MS Dhoni, the Enabler

And it was more of the same in the fourth ODI in Colombo. He walked in when India had lost three wickets in the space of 19 balls after Virat Kohli and Rohit Sharma had pummelled Sri Lanka into submission early on. At the other end was Manish Pandey, a journeyman in this Indian squad whose career has been a constant struggle of holding a spot down in the middle order, trying to make use of an opportunity back in the side.

In the context of the game, where Sri Lanka ended up losing by 168 runs, that 101-run stand between Dhoni and Pandey did not ultimately matter too much. But in the context of what Dhoni means to this team, as a mentor to youngsters lower down the order, it was another example of his now-evident evolution. He’s becoming an enabler more than a finisher.

As our correspondent in Sri Lanka pointed out after the heist in Pallekele, Dhoni has made significant, if minute, changes to his game on this tour. He wears a different set of pads – trading a lighter pair for a heavier one, to help with flexing his knees. He has introduced a shuffle to his stance to perhaps gain an extra second’s advantage.
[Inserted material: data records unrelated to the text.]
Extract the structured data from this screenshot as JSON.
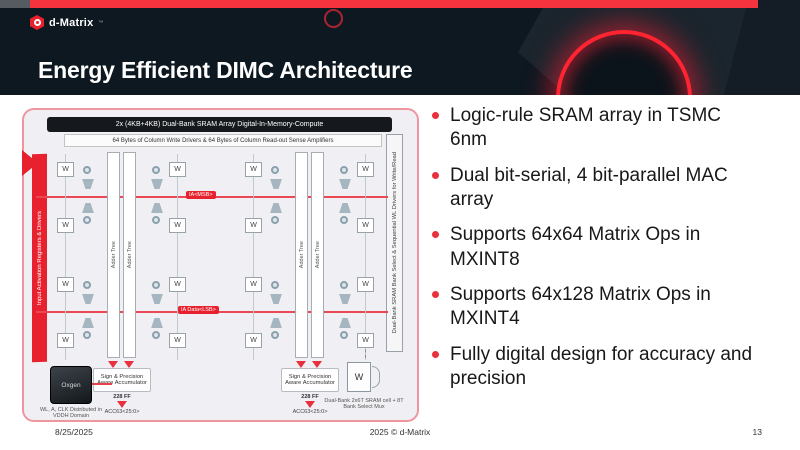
{
  "header": {
    "logo_text": "d-Matrix",
    "logo_tm": "™",
    "title": "Energy Efficient DIMC Architecture",
    "accent_color": "#f5333f",
    "background_color": "#0d1821"
  },
  "bullets": [
    "Logic-rule SRAM array in TSMC 6nm",
    "Dual bit-serial, 4 bit-parallel MAC array",
    "Supports 64x64 Matrix Ops in MXINT8",
    "Supports 64x128 Matrix Ops in MXINT4",
    "Fully digital design for accuracy and precision"
  ],
  "diagram": {
    "title": "2x (4KB+4KB) Dual-Bank SRAM Array Digital-In-Memory-Compute",
    "subtitle": "64 Bytes of Column Write Drivers & 64 Bytes of Column Read-out Sense Amplifiers",
    "left_ribbon": "Input Activation Registers & Drivers",
    "right_bar": "Dual-Bank SRAM Bank Select & Sequential WL Drivers for Write/Read",
    "bus_label_1": "IA<MSB>",
    "bus_label_2": "IA Data<LSB>",
    "w_label": "W",
    "adder_tree_label": "Adder Tree",
    "accumulator_label": "Sign & Precision Aware Accumulator",
    "acc_ff_label": "228 FF",
    "acc_out_label": "ACC63<25:0>",
    "chip_label": "Oxgen",
    "chip_caption": "WL, A, CLK Distributed in VDDH Domain",
    "cell_caption": "Dual-Bank 2x6T SRAM cell + 8T Bank Select Mux",
    "border_color": "#ef95a0",
    "accent_color": "#e8212e"
  },
  "footer": {
    "date": "8/25/2025",
    "copyright": "2025 © d-Matrix",
    "page": "13"
  }
}
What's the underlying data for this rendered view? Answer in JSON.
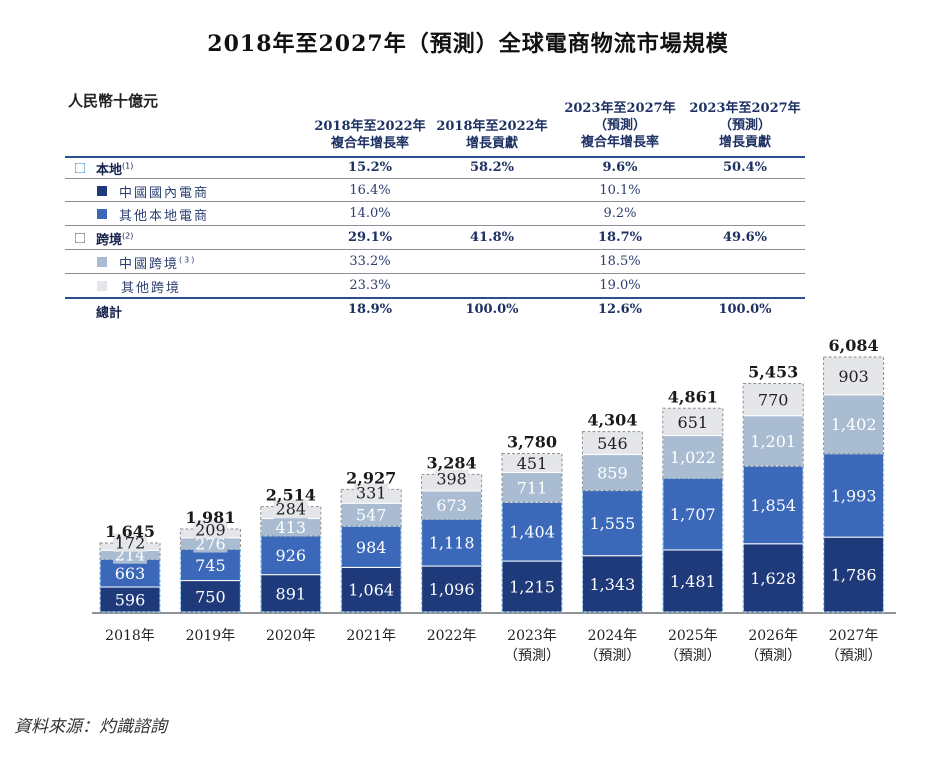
{
  "title": "2018年至2027年（預測）全球電商物流市場規模",
  "table": {
    "unit": "人民幣十億元",
    "headers": [
      [
        "2018年至2022年",
        "複合年增長率"
      ],
      [
        "2018年至2022年",
        "增長貢獻"
      ],
      [
        "2023年至2027年",
        "（預測）",
        "複合年增長率"
      ],
      [
        "2023年至2027年",
        "（預測）",
        "增長貢獻"
      ]
    ],
    "rows": [
      {
        "label": "本地",
        "note": "(1)",
        "type": "group",
        "swatch": "dashed-blue",
        "values": [
          "15.2%",
          "58.2%",
          "9.6%",
          "50.4%"
        ]
      },
      {
        "label": "中國國內電商",
        "note": "",
        "type": "sub",
        "swatch": "#1f3a7a",
        "values": [
          "16.4%",
          "",
          "10.1%",
          ""
        ]
      },
      {
        "label": "其他本地電商",
        "note": "",
        "type": "sub",
        "swatch": "#3b68b8",
        "values": [
          "14.0%",
          "",
          "9.2%",
          ""
        ]
      },
      {
        "label": "跨境",
        "note": "(2)",
        "type": "group",
        "swatch": "dashed-gray",
        "values": [
          "29.1%",
          "41.8%",
          "18.7%",
          "49.6%"
        ]
      },
      {
        "label": "中國跨境",
        "note": "(3)",
        "type": "sub",
        "swatch": "#a9bcd2",
        "values": [
          "33.2%",
          "",
          "18.5%",
          ""
        ]
      },
      {
        "label": "其他跨境",
        "note": "",
        "type": "sub",
        "swatch": "#e4e6e9",
        "values": [
          "23.3%",
          "",
          "19.0%",
          ""
        ]
      },
      {
        "label": "總計",
        "note": "",
        "type": "total",
        "swatch": "",
        "values": [
          "18.9%",
          "100.0%",
          "12.6%",
          "100.0%"
        ]
      }
    ]
  },
  "chart_data": {
    "type": "bar",
    "stacked": true,
    "title": "2018年至2027年（預測）全球電商物流市場規模",
    "ylabel": "人民幣十億元",
    "xlabel": "",
    "categories": [
      "2018年",
      "2019年",
      "2020年",
      "2021年",
      "2022年",
      "2023年",
      "2024年",
      "2025年",
      "2026年",
      "2027年"
    ],
    "category_sublabels": [
      "",
      "",
      "",
      "",
      "",
      "（預測）",
      "（預測）",
      "（預測）",
      "（預測）",
      "（預測）"
    ],
    "series": [
      {
        "name": "中國國內電商",
        "color": "#1f3a7a",
        "text_color": "#ffffff",
        "values": [
          596,
          750,
          891,
          1064,
          1096,
          1215,
          1343,
          1481,
          1628,
          1786
        ]
      },
      {
        "name": "其他本地電商",
        "color": "#3b68b8",
        "text_color": "#ffffff",
        "values": [
          663,
          745,
          926,
          984,
          1118,
          1404,
          1555,
          1707,
          1854,
          1993
        ]
      },
      {
        "name": "中國跨境",
        "color": "#a9bcd2",
        "text_color": "#ffffff",
        "values": [
          214,
          276,
          413,
          547,
          673,
          711,
          859,
          1022,
          1201,
          1402
        ]
      },
      {
        "name": "其他跨境",
        "color": "#e4e6e9",
        "text_color": "#222222",
        "values": [
          172,
          209,
          284,
          331,
          398,
          451,
          546,
          651,
          770,
          903
        ]
      }
    ],
    "totals": [
      1645,
      1981,
      2514,
      2927,
      3284,
      3780,
      4304,
      4861,
      5453,
      6084
    ],
    "value_labels": [
      [
        "596",
        "750",
        "891",
        "1,064",
        "1,096",
        "1,215",
        "1,343",
        "1,481",
        "1,628",
        "1,786"
      ],
      [
        "663",
        "745",
        "926",
        "984",
        "1,118",
        "1,404",
        "1,555",
        "1,707",
        "1,854",
        "1,993"
      ],
      [
        "214",
        "276",
        "413",
        "547",
        "673",
        "711",
        "859",
        "1,022",
        "1,201",
        "1,402"
      ],
      [
        "172",
        "209",
        "284",
        "331",
        "398",
        "451",
        "546",
        "651",
        "770",
        "903"
      ]
    ],
    "total_labels": [
      "1,645",
      "1,981",
      "2,514",
      "2,927",
      "3,284",
      "3,780",
      "4,304",
      "4,861",
      "5,453",
      "6,084"
    ],
    "groups": [
      {
        "name": "本地",
        "series": [
          "中國國內電商",
          "其他本地電商"
        ],
        "outline": "dashed-blue"
      },
      {
        "name": "跨境",
        "series": [
          "中國跨境",
          "其他跨境"
        ],
        "outline": "dashed-gray"
      }
    ],
    "ylim": [
      0,
      6084
    ],
    "grid": false,
    "legend": "top-table"
  },
  "source": "資料來源：灼識諮詢"
}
An evolved version of an old classic

Dhoni did hit the boundaries when the opportunity presented, he did finish with yet another unbeaten ODI knock that took him past the previous record, he did finish with a strike rate above 100. But it was almost poetic that he was watching the last ball from the non-striker’s end, seeing his partner get to a milestone.

The former captain is a firm believer in getting ready for the World Cup years in advance. He started moulding a team for 2011, right after the World Twenty20 win in 2007. And now, with the 2019 World Cup in the horizon and his involvement in it expected to be a constant topic of debate, it’s becoming clearer that Dhoni wants to level up.

He has not made a statement with his performances in Sri Lanka – evidently a weak opposition – but read between the lines, and you understand that Dhoni has set his sights on becoming a better version of himself by the time the marquee event comes around. Whether he succeeds, remains to be seen, but he has begun his journey towards that goal.